Efektem przeszukania pomieszczeń należących do nielegalnych handlarzy było także odnalezienie przez policjantów worków z zabytkowymi przedmiotami. Były tam podkowy, strzemiona, groty, spinki, ozdoby, elementy biżuterii wykonane z brązu. Zostały one wykopane przez poszukiwaczy w lesie. Wizja lokalna w miejscu odnalezienia przedmiotów przeprowadzona przy udziale kustosza Jerzego Siemaszko z Muzeum Okręgowego w Suwałkach odkryła przed kryminalnymi tajemnicę tego miejsca.

Odkrycie cmentarzyska jest unikatem, mającym bezcenną wartość naukową, kulturową. Bardzo trudno odnaleźć miejsca, w których żyli Jaćwingowie. Stosowali oni w obrządku pogrzebowym palenie zwłok i rozsypywanie prochów. Z informacji od człowieka, który wykopywał urny wiemy, że było ich kilka tysięcy. Może to świadczyć o życiu, które się tu wiele wieków temu toczyło. Będziemy badać to miejsce pod tym kątem. Z tych zabezpieczonych przez policjantów eksponatów będziemy starali się uzyskać jak najwięcej informacji. My archeolodzy jesteśmy trochę jak policjanci dochodzeniowo-śledczy. Jeśli okaże się, że mamy do czynienia z bardzo bogatym kompleksem osadniczym, w którego skład cmentarzysko, być może grodzisko i osady (to będzie wiadomo po szerszych badaniach, które planujemy), może być to jeden z najważniejszych zespołów stanowisk archeologicznych w Polsce i Europie - mówi kustosz.

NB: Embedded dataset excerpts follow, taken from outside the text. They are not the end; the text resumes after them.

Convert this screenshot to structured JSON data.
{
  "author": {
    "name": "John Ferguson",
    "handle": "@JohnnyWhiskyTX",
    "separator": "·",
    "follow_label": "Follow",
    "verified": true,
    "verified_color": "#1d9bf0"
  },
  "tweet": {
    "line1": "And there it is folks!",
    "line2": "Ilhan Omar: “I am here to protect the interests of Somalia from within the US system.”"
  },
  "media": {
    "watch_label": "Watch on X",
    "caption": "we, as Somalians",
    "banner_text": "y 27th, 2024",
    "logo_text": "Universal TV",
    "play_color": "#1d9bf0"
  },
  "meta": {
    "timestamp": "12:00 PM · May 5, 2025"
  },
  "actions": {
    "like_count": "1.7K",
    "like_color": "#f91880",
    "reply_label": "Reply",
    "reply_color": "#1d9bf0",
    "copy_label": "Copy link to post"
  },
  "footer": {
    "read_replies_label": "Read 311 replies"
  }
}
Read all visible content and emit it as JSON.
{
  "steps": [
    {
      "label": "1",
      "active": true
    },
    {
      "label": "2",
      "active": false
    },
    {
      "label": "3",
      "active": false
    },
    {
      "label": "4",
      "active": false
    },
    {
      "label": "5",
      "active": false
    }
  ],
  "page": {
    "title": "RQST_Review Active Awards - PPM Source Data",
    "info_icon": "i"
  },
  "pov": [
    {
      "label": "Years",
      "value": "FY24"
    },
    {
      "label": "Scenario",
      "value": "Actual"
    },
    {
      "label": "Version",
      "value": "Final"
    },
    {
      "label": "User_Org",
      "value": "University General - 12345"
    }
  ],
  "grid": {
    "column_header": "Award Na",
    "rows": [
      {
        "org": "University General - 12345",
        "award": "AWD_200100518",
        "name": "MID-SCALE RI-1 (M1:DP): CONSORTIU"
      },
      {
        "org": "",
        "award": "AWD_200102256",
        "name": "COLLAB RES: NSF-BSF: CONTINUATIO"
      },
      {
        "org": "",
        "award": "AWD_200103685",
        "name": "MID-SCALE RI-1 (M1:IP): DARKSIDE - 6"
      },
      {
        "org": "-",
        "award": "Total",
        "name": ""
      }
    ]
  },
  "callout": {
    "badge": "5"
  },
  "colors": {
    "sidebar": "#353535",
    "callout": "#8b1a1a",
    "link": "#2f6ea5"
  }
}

Materiał dowodowy zebrany przez policjantów wskazuje na to, że mieszkańcy Warmii i Mazur orientowali się z czym mają do czynienia. Świadczy o tym chociażby maskowanie miejsca w lesie. Odnalezione zabytkowe przedmioty przechowywali w garażu, a następnie pakowali w paczki, które sprzedawali za tysiąc, lub dwa. Za handel bronią i nielegalne poszukiwanie militariów może im grozić dziesięć lat więzienia.